Analysis of the cooldown of the ITER central solenoid model coil and insert coil

A series of superconducting insert coils (ICs) made of different materials has been tested since 2000 at JAEA Naka in the bore of the central solenoid model coil at fields up to 13 T and currents up to several tens of kA, fully representative of the ITER operating conditions. Here we focus on the 2015 test of the presently last IC of the series, the central solenoid (CS) insert coil, which was aimed at confirming the performance and properties of the Nb3Sn conductor, manufactured in Japan and used to wind the ITER CS modules in the US. As typical for these large scale applications, the cooldown (CD) from ambient to supercritical He temperature may take a long time, of the order of several weeks, so that it should be useful, also in the perspective of future IC tests, to optimize it. To that purpose, a comprehensive CD model implemented in the 4C code is developed and presented in this paper.

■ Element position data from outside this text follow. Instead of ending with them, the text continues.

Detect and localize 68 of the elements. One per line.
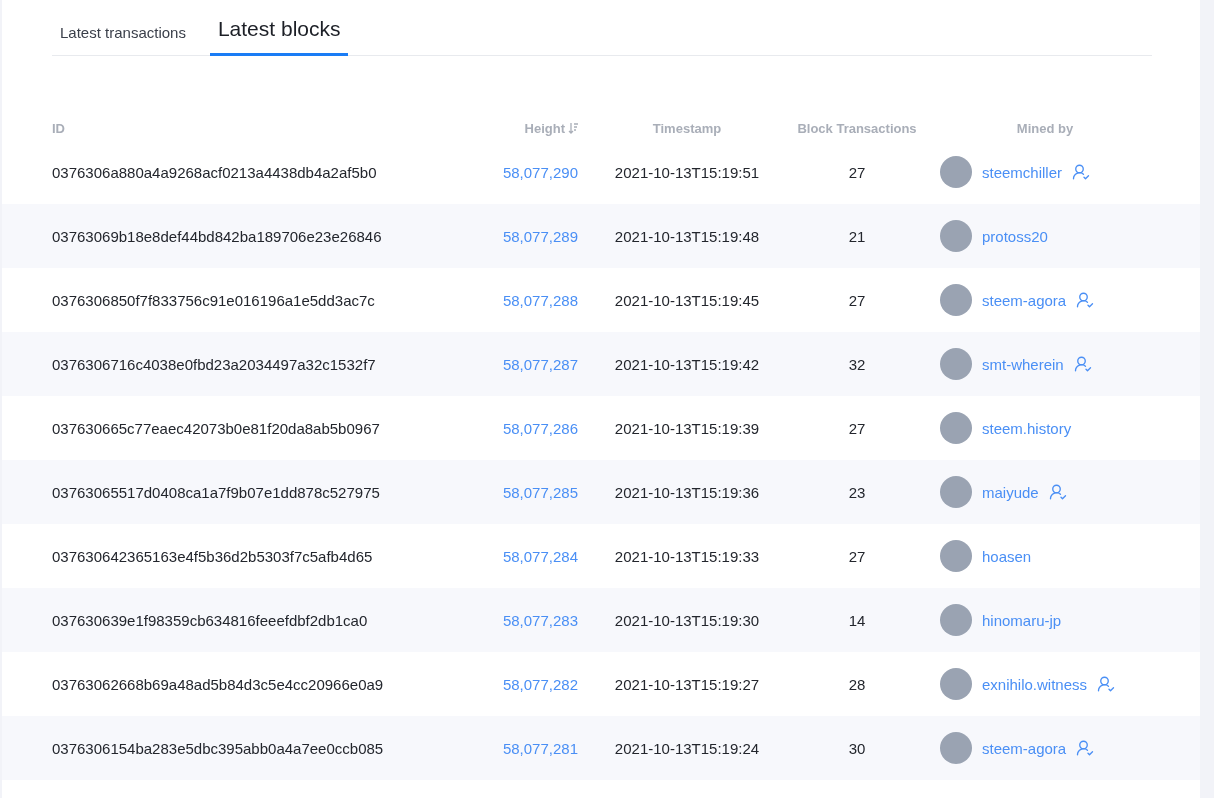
column-header: Mined by: [1016, 120, 1074, 136]
timestamp: 2021-10-13T15:19:33: [614, 547, 760, 565]
timestamp: 2021-10-13T15:19:48: [614, 227, 760, 245]
timestamp: 2021-10-13T15:19:42: [614, 355, 760, 373]
miner-link[interactable]: smt-wherein: [982, 355, 1064, 373]
block-id: 0376306716c4038e0fbd23a2034497a32c1532f7: [52, 355, 376, 373]
transaction-count: 27: [848, 291, 866, 309]
miner-link[interactable]: steem-agora: [982, 739, 1067, 757]
avatar: [940, 220, 972, 252]
miner-link[interactable]: exnihilo.witness: [982, 675, 1088, 693]
tab[interactable]: Latest blocks: [209, 17, 349, 56]
miner-link[interactable]: maiyude: [982, 483, 1039, 501]
transaction-count: 27: [848, 419, 866, 437]
sort-icon[interactable]: [568, 122, 578, 134]
tab[interactable]: Latest transactions: [52, 24, 194, 56]
miner-link[interactable]: steem-agora: [982, 291, 1067, 309]
miner-link[interactable]: protoss20: [982, 227, 1048, 245]
transaction-count: 27: [848, 547, 866, 565]
transaction-count: 32: [848, 355, 866, 373]
avatar: [940, 412, 972, 444]
timestamp: 2021-10-13T15:19:24: [614, 739, 760, 757]
block-id: 03763069b18e8def44bd842ba189706e23e26846: [52, 227, 382, 245]
avatar: [940, 668, 972, 700]
block-id: 0376306a880a4a9268acf0213a4438db4a2af5b0: [52, 163, 377, 181]
block-id: 037630642365163e4f5b36d2b5303f7c5afb4d65: [52, 547, 373, 565]
timestamp: 2021-10-13T15:19:51: [614, 163, 760, 181]
block-id: 037630639e1f98359cb634816feeefdbf2db1ca0: [52, 611, 368, 629]
block-height-link[interactable]: 58,077,289: [502, 227, 578, 245]
avatar: [940, 540, 972, 572]
avatar: [940, 284, 972, 316]
block-height-link[interactable]: 58,077,281: [502, 739, 578, 757]
transaction-count: 28: [848, 675, 866, 693]
transaction-count: 21: [848, 227, 866, 245]
transaction-count: 23: [848, 483, 866, 501]
block-id: 037630665c77eaec42073b0e81f20da8ab5b0967: [52, 419, 380, 437]
block-id: 0376306850f7f833756c91e016196a1e5dd3ac7c: [52, 291, 375, 309]
transaction-count: 27: [848, 163, 866, 181]
avatar: [940, 604, 972, 636]
column-header: Block Transactions: [797, 120, 917, 136]
transaction-count: 14: [848, 611, 866, 629]
miner-link[interactable]: steemchiller: [982, 163, 1063, 181]
miner-link[interactable]: hinomaru-jp: [982, 611, 1062, 629]
block-height-link[interactable]: 58,077,285: [502, 483, 578, 501]
column-header: Timestamp: [652, 120, 722, 136]
block-id: 03763062668b69a48ad5b84d3c5e4cc20966e0a9: [52, 675, 384, 693]
block-height-link[interactable]: 58,077,286: [502, 419, 578, 437]
timestamp: 2021-10-13T15:19:30: [614, 611, 760, 629]
column-header: ID: [52, 120, 65, 136]
miner-link[interactable]: hoasen: [982, 547, 1032, 565]
column-header: Height: [524, 120, 565, 136]
timestamp: 2021-10-13T15:19:45: [614, 291, 760, 309]
avatar: [940, 348, 972, 380]
timestamp: 2021-10-13T15:19:27: [614, 675, 760, 693]
block-id: 0376306154ba283e5dbc395abb0a4a7ee0ccb085: [52, 739, 384, 757]
transaction-count: 30: [848, 739, 866, 757]
avatar: [940, 732, 972, 764]
block-height-link[interactable]: 58,077,283: [502, 611, 578, 629]
avatar: [940, 156, 972, 188]
timestamp: 2021-10-13T15:19:39: [614, 419, 760, 437]
block-height-link[interactable]: 58,077,282: [502, 675, 578, 693]
block-height-link[interactable]: 58,077,284: [502, 547, 578, 565]
block-height-link[interactable]: 58,077,288: [502, 291, 578, 309]
block-height-link[interactable]: 58,077,287: [502, 355, 578, 373]
avatar: [940, 476, 972, 508]
block-height-link[interactable]: 58,077,290: [502, 163, 578, 181]
block-id: 03763065517d0408ca1a7f9b07e1dd878c527975: [52, 483, 380, 501]
miner-link[interactable]: steem.history: [982, 419, 1072, 437]
timestamp: 2021-10-13T15:19:36: [614, 483, 760, 501]
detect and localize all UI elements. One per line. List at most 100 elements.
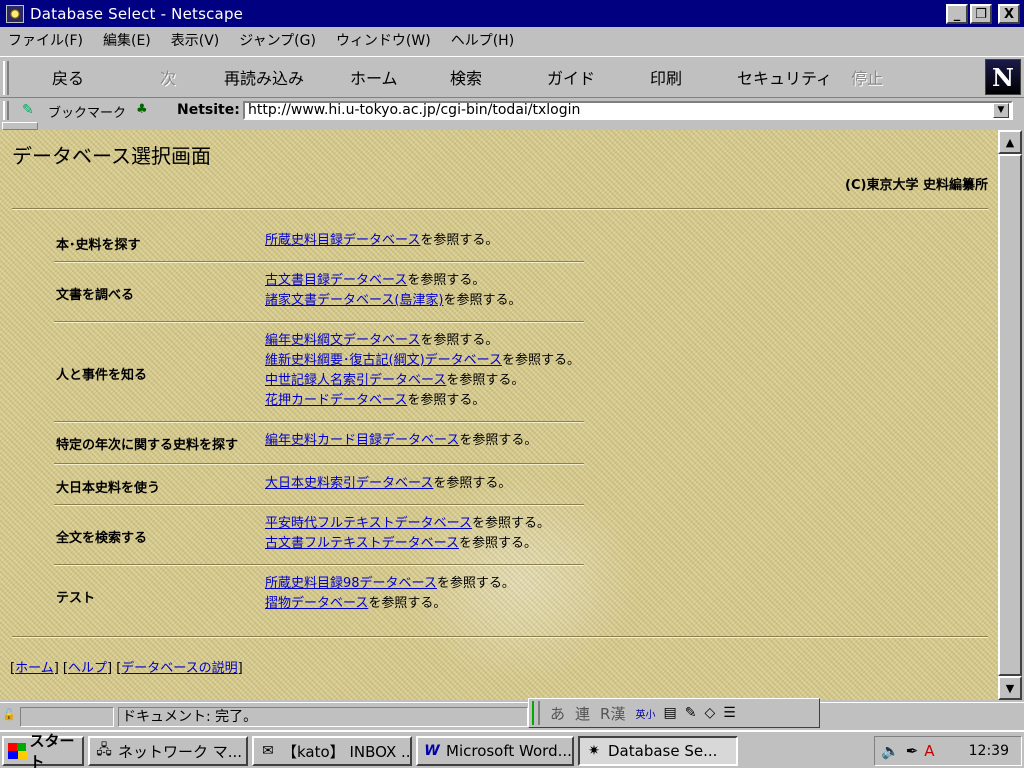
divider bbox=[12, 636, 988, 638]
url-input[interactable]: http://www.hi.u-tokyo.ac.jp/cgi-bin/toda… bbox=[243, 101, 1013, 120]
task-netscape[interactable]: ✷ Database Se... bbox=[578, 736, 738, 766]
reload-button[interactable]: 再読み込み bbox=[224, 65, 304, 89]
divider bbox=[54, 564, 584, 566]
link-suffix: を参照する。 bbox=[502, 353, 581, 368]
netscape-app-icon[interactable] bbox=[6, 4, 24, 23]
scroll-down-icon[interactable]: ▼ bbox=[998, 676, 1022, 700]
task-label: 【kato】 INBOX ... bbox=[282, 742, 412, 761]
divider bbox=[12, 208, 988, 210]
category-label: 全文を検索する bbox=[56, 531, 148, 546]
link-suffix: を参照する。 bbox=[407, 273, 486, 288]
security-button[interactable]: セキュリティ bbox=[737, 65, 832, 89]
vertical-scrollbar[interactable]: ▲ ▼ bbox=[998, 130, 1022, 700]
db-link[interactable]: 大日本史料索引データベース bbox=[265, 476, 433, 491]
security-lock-icon[interactable]: 🔓 bbox=[2, 708, 16, 724]
window-controls: _ ❐ X bbox=[946, 4, 1020, 24]
page-title: データベース選択画面 bbox=[12, 144, 211, 168]
ime-pad-icon[interactable]: ◇ bbox=[704, 705, 715, 721]
toolbar-collapse-tab[interactable] bbox=[2, 122, 38, 130]
db-link[interactable]: 古文書目録データベース bbox=[265, 273, 407, 288]
task-label: ネットワーク マ... bbox=[118, 742, 243, 761]
clock[interactable]: 12:39 bbox=[969, 743, 1009, 759]
bracket: ] [ bbox=[53, 661, 68, 676]
db-link[interactable]: 維新史料綱要･復古記(綱文)データベース bbox=[265, 353, 502, 368]
category-links: 編年史料カード目録データベースを参照する。 bbox=[265, 431, 537, 451]
forward-button[interactable]: 次 bbox=[160, 65, 176, 89]
home-button[interactable]: ホーム bbox=[350, 65, 398, 89]
ime-grip[interactable] bbox=[532, 701, 540, 725]
search-button[interactable]: 検索 bbox=[450, 65, 482, 89]
minimize-button[interactable]: _ bbox=[946, 4, 968, 24]
menu-window[interactable]: ウィンドウ(W) bbox=[336, 30, 431, 50]
bracket: ] [ bbox=[107, 661, 122, 676]
task-mail[interactable]: ✉ 【kato】 INBOX ... bbox=[252, 736, 412, 766]
link-suffix: を参照する。 bbox=[443, 293, 522, 308]
volume-icon[interactable]: 🔈 bbox=[881, 742, 900, 760]
task-word[interactable]: W Microsoft Word... bbox=[416, 736, 574, 766]
ime-toolbar: あ 連 R漢 英小 ▤ ✎ ◇ ☰ bbox=[528, 698, 820, 728]
page-proxy-icon[interactable]: ♣ bbox=[136, 102, 148, 117]
category-links: 平安時代フルテキストデータベースを参照する。 古文書フルテキストデータベースを参… bbox=[265, 514, 550, 554]
task-label: Microsoft Word... bbox=[446, 742, 572, 760]
navigation-toolbar: 戻る 次 再読み込み ホーム 検索 ガイド 印刷 セキュリティ 停止 N bbox=[0, 56, 1024, 98]
url-dropdown-icon[interactable]: ▼ bbox=[993, 103, 1009, 118]
bookmark-icon[interactable]: ✎ bbox=[22, 102, 44, 118]
start-button[interactable]: スタート bbox=[2, 732, 84, 768]
link-suffix: を参照する。 bbox=[458, 536, 537, 551]
ime-status-icon[interactable]: A bbox=[924, 742, 934, 760]
window-title: Database Select - Netscape bbox=[30, 4, 244, 23]
ime-input-mode[interactable]: あ bbox=[550, 703, 565, 724]
ime-pen-icon[interactable]: ✒ bbox=[906, 742, 919, 760]
netscape-logo[interactable]: N bbox=[985, 59, 1021, 95]
menu-bar: ファイル(F) 編集(E) 表示(V) ジャンプ(G) ウィンドウ(W) ヘルプ… bbox=[0, 27, 1024, 53]
footer-help-link[interactable]: ヘルプ bbox=[68, 661, 107, 676]
scroll-up-icon[interactable]: ▲ bbox=[998, 130, 1022, 154]
netscape-icon: ✷ bbox=[588, 743, 600, 759]
ime-properties-icon[interactable]: ☰ bbox=[723, 705, 736, 721]
bookmarks-button[interactable]: ブックマーク bbox=[48, 102, 126, 121]
ime-romaji-kanji[interactable]: R漢 bbox=[600, 703, 625, 724]
stop-button[interactable]: 停止 bbox=[851, 65, 883, 89]
scroll-thumb[interactable] bbox=[998, 154, 1022, 676]
menu-go[interactable]: ジャンプ(G) bbox=[239, 30, 316, 50]
db-link[interactable]: 所蔵史料目録データベース bbox=[265, 233, 420, 248]
footer-about-link[interactable]: データベースの説明 bbox=[121, 661, 237, 676]
task-label: Database Se... bbox=[608, 742, 718, 760]
db-link[interactable]: 編年史料カード目録データベース bbox=[265, 433, 459, 448]
menu-edit[interactable]: 編集(E) bbox=[103, 30, 151, 50]
db-link[interactable]: 所蔵史料目録98データベース bbox=[265, 576, 437, 591]
category-label: 大日本史料を使う bbox=[56, 481, 161, 496]
print-button[interactable]: 印刷 bbox=[650, 65, 682, 89]
footer-home-link[interactable]: ホーム bbox=[15, 661, 54, 676]
db-link[interactable]: 花押カードデータベース bbox=[265, 393, 407, 408]
toolbar-grip[interactable] bbox=[3, 61, 9, 95]
db-link[interactable]: 中世記録人名索引データベース bbox=[265, 373, 446, 388]
netsite-label: Netsite: bbox=[177, 102, 240, 118]
db-link[interactable]: 古文書フルテキストデータベース bbox=[265, 536, 459, 551]
ime-conversion-mode[interactable]: 連 bbox=[575, 703, 590, 724]
menu-help[interactable]: ヘルプ(H) bbox=[451, 30, 514, 50]
word-icon: W bbox=[424, 743, 440, 759]
copyright-text: (C)東京大学 史料編纂所 bbox=[845, 178, 988, 193]
db-link[interactable]: 平安時代フルテキストデータベース bbox=[265, 516, 472, 531]
mail-icon: ✉ bbox=[262, 743, 274, 759]
db-link[interactable]: 摺物データベース bbox=[265, 596, 368, 611]
menu-view[interactable]: 表示(V) bbox=[171, 30, 220, 50]
link-suffix: を参照する。 bbox=[420, 333, 499, 348]
location-grip[interactable] bbox=[3, 101, 9, 120]
title-bar: Database Select - Netscape _ ❐ X bbox=[0, 0, 1024, 27]
close-button[interactable]: X bbox=[998, 4, 1020, 24]
ime-eisho[interactable]: 英小 bbox=[635, 706, 655, 721]
link-suffix: を参照する。 bbox=[420, 233, 499, 248]
guide-button[interactable]: ガイド bbox=[547, 65, 595, 89]
db-link[interactable]: 編年史料綱文データベース bbox=[265, 333, 420, 348]
menu-file[interactable]: ファイル(F) bbox=[8, 30, 83, 50]
restore-button[interactable]: ❐ bbox=[970, 4, 992, 24]
db-link[interactable]: 諸家文書データベース(島津家) bbox=[265, 293, 444, 308]
ime-tool-icon[interactable]: ✎ bbox=[685, 705, 697, 721]
category-links: 所蔵史料目録98データベースを参照する。 摺物データベースを参照する。 bbox=[265, 574, 515, 614]
ime-dictionary-icon[interactable]: ▤ bbox=[663, 705, 676, 721]
back-button[interactable]: 戻る bbox=[52, 65, 84, 89]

The model is validated against the experimental data of an actual CD scenario, showing a very good agreement between simulation and measurements, from 300 to 4.5 K. The maximum temperature difference across the coil, which can only be roughly estimated from the measurements, is then extracted from the results of the simulation and shown to be much larger than the maximum value of 50 K, prescribed on the basis of the allowable thermal stress on the materials. An optimized CD scenario is finally designed using the model for the initial phase of the CD between 300 and 80 K, which allows reducing the needed time by ∼20%, while still satisfying the major constraints. Recommendations are also given for a better location/choice of the thermometers to be used for the monitoring of the maximum temperature difference across the coil.